Не верь Андрей в направляющую его благую руку, он бы давно сдался и бросил творчество. Но убежденность в окончательной победе добра давала ему силы, и он встречал новый день с новой надеждой.

Сейчас была середина декабря, и он сидел за столом в своем небольшом кабинете на третьем этаже гимназии. Уроки уже закончились, в школе было пусто. Слева над ним угрожающе нависала пизанская башня непроверенных тетрадей с десятками бездумно списанных сочинений и упражнений, а за окном валил густой снег. Зима в этом году пришла на Урал в конце ноября — позже, чем обычно.

Но Андрей смотрел не на тетради и не на заснеженную улицу с ее автомобилями-черепахами, а на монитор компьютера, и в его памяти воскресали образы из уже далекого школьного прошлого. Лица одноклассников и учителей, школьные кабинеты и коридоры, усыпанный бычками задний двор и… Ник.

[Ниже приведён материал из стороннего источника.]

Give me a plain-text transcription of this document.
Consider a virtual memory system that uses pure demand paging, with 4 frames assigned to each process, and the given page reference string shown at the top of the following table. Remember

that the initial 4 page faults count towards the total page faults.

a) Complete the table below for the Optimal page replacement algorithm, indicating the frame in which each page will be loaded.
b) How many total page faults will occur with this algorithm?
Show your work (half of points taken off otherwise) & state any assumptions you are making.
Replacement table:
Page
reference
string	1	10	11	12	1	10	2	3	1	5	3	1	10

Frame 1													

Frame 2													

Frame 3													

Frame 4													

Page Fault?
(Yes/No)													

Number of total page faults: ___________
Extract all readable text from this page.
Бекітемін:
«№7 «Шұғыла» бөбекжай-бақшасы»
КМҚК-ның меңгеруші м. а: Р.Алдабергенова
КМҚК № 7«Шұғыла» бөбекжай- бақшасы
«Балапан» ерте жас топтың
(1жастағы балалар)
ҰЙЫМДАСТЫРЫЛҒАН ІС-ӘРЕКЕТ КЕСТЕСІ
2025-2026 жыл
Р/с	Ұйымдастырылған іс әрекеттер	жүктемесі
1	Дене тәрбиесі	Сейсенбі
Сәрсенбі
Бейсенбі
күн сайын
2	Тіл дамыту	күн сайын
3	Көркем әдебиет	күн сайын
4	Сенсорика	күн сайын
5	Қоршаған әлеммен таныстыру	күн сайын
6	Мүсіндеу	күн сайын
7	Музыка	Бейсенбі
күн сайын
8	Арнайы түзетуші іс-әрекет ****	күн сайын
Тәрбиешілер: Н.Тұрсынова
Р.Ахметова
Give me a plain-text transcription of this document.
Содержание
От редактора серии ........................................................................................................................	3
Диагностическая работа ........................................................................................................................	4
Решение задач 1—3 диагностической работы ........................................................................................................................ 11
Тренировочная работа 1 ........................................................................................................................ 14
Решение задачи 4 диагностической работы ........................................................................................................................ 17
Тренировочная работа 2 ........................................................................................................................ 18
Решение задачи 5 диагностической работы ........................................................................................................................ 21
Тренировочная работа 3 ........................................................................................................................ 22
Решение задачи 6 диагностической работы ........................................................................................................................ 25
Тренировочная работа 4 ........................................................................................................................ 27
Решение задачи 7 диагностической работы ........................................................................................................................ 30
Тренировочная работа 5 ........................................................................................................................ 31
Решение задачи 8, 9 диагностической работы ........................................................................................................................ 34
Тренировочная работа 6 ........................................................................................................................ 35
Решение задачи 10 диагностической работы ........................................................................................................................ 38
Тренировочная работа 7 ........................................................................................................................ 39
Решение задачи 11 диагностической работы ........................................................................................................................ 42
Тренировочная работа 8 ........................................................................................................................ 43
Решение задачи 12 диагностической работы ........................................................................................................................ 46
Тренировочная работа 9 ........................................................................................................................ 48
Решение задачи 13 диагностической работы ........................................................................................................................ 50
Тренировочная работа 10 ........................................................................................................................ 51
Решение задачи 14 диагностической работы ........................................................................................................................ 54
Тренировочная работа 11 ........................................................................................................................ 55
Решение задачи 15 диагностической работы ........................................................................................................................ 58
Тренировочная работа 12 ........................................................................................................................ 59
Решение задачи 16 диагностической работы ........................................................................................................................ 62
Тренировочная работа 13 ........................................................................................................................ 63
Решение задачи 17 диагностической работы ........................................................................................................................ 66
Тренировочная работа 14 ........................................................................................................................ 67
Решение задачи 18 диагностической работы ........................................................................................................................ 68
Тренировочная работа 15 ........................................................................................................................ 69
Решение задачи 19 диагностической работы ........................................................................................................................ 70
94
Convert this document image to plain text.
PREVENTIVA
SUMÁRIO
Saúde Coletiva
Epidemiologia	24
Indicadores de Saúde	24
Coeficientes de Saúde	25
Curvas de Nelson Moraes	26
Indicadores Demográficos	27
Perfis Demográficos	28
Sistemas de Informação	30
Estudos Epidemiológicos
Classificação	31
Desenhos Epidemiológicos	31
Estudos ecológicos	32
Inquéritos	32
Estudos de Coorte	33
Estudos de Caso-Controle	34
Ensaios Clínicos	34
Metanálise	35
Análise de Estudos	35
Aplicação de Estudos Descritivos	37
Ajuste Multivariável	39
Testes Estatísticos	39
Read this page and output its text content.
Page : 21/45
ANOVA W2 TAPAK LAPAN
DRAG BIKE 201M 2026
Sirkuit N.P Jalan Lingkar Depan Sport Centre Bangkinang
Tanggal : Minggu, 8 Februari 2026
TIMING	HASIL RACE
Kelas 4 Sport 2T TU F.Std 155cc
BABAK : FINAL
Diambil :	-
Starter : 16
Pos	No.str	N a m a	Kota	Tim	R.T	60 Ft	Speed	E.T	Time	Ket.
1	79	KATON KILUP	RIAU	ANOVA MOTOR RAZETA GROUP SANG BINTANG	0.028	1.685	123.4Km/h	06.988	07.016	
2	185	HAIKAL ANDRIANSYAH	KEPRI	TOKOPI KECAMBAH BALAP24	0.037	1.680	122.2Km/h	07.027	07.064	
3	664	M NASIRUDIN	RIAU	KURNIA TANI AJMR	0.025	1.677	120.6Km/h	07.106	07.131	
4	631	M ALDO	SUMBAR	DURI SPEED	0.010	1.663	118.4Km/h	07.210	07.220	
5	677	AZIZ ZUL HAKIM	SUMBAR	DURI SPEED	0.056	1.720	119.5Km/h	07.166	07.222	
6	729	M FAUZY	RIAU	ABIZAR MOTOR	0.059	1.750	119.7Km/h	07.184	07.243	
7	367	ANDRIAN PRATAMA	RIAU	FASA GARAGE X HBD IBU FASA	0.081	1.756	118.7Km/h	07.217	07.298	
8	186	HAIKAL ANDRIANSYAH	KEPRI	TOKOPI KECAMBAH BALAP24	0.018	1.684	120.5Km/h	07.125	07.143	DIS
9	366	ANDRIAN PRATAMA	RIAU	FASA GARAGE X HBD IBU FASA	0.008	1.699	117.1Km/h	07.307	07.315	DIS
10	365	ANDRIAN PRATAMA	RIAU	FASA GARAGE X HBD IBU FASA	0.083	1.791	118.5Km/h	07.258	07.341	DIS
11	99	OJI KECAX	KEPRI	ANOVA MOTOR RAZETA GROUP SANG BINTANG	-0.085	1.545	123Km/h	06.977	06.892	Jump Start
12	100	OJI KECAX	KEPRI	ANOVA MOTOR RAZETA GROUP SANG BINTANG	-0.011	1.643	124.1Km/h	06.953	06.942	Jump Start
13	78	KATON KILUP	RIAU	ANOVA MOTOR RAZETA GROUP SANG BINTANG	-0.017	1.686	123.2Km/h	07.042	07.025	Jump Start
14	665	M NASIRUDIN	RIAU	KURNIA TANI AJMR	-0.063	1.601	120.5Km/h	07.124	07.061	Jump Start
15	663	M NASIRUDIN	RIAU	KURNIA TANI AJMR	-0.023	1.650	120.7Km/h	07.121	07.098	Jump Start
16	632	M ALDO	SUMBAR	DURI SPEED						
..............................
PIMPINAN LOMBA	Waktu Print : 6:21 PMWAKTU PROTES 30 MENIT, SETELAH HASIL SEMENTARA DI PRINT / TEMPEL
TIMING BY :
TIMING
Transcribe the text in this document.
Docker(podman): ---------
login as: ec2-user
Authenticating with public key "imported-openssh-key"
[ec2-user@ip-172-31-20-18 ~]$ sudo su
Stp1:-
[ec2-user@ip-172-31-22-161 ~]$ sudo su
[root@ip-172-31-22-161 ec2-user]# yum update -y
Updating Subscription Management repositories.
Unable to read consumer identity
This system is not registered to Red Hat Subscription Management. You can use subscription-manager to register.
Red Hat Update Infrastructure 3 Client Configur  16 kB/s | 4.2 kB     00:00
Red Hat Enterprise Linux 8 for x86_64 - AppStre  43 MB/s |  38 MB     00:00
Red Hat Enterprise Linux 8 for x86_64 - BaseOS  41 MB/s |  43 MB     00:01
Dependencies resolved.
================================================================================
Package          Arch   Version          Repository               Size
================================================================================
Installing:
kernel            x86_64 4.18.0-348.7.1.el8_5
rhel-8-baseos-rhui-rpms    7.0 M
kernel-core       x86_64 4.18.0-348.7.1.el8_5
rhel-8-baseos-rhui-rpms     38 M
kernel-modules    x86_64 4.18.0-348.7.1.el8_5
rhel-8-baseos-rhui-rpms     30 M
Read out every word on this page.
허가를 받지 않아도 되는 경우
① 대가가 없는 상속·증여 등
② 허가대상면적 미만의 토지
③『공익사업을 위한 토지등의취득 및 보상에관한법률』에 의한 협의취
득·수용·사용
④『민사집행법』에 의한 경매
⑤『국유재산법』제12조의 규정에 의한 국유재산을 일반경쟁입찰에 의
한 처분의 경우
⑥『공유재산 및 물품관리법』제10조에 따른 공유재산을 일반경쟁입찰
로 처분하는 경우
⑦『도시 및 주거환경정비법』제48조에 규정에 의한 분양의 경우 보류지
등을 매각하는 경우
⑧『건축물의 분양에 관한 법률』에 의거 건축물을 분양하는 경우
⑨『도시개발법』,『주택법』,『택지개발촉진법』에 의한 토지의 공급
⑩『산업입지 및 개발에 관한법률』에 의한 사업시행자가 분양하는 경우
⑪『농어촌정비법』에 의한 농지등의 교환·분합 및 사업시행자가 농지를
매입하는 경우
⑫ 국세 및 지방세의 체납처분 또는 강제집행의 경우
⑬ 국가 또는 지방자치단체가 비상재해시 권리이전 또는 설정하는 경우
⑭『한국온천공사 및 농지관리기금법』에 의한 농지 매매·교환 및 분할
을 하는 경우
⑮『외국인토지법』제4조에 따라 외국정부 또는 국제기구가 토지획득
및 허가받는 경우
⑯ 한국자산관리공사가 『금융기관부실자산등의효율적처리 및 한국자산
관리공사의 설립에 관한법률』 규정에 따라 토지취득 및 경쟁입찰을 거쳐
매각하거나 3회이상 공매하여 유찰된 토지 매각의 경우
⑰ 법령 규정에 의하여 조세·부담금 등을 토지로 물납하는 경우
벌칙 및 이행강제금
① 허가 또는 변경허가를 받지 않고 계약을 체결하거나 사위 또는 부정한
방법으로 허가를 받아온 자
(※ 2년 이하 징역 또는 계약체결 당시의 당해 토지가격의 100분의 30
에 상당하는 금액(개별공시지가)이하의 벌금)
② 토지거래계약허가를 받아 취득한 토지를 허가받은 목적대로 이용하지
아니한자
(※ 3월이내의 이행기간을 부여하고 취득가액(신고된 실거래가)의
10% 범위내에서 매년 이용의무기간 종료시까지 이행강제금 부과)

Почему он не вспоминал о своем классном руководителе все эти годы? Ни разу не позвонил, не написал. Как будто Ника стерли из его памяти. Словно, покинув стены школы, он разорвал невидимую нить, связывавшую их прежде.

Это было так странно…

Но полученное письмо в одночасье заставило его вспомнить все.

Он еще раз перечитал текст на экране:


«Привет, Андрей!

Это Надя Свиридова, твоя одноклассница из 42 школы. Помнишь меня?

Я слышала, что ты живешь на Урале, нашла твой адрес в интернете и решила написать.

Как давно ты общался с кем-нибудь из нашего класса?

Я все это время поддерживала связь с Машкой Стрельниковой, от нее узнавала все новости про остальных.

Происходит что-то очень странное и страшное, и мне очень нужно с тобой поговорить.

Пожалуйста, позвони мне».


Дальше следовал номер сотового.

Андрей потянулся за мобильником, задел стопку тетрадей, и та злорадно съехала на клавиатуру.

Метель за окном усиливалась.

Глава 3. Надя

Позвонит или не позвонит? Вдруг адрес старый? Или письмо попадет в спам? А что если он редко проверяет почту? Или просто не захочет позвонить? Мало ли как меняет людей взрослая жизнь…

Сама-то Надя не изменилась со школы даже внешне. Та же худенькая, нескладная фигурка девочки-подростка с многократно оплаканной неразвитой грудью, жидкие светло-русые волосы, туго стянутые на затылке в короткий хвостик, невыразительные серые глаза за стеклом огромных, на пол лица, очков.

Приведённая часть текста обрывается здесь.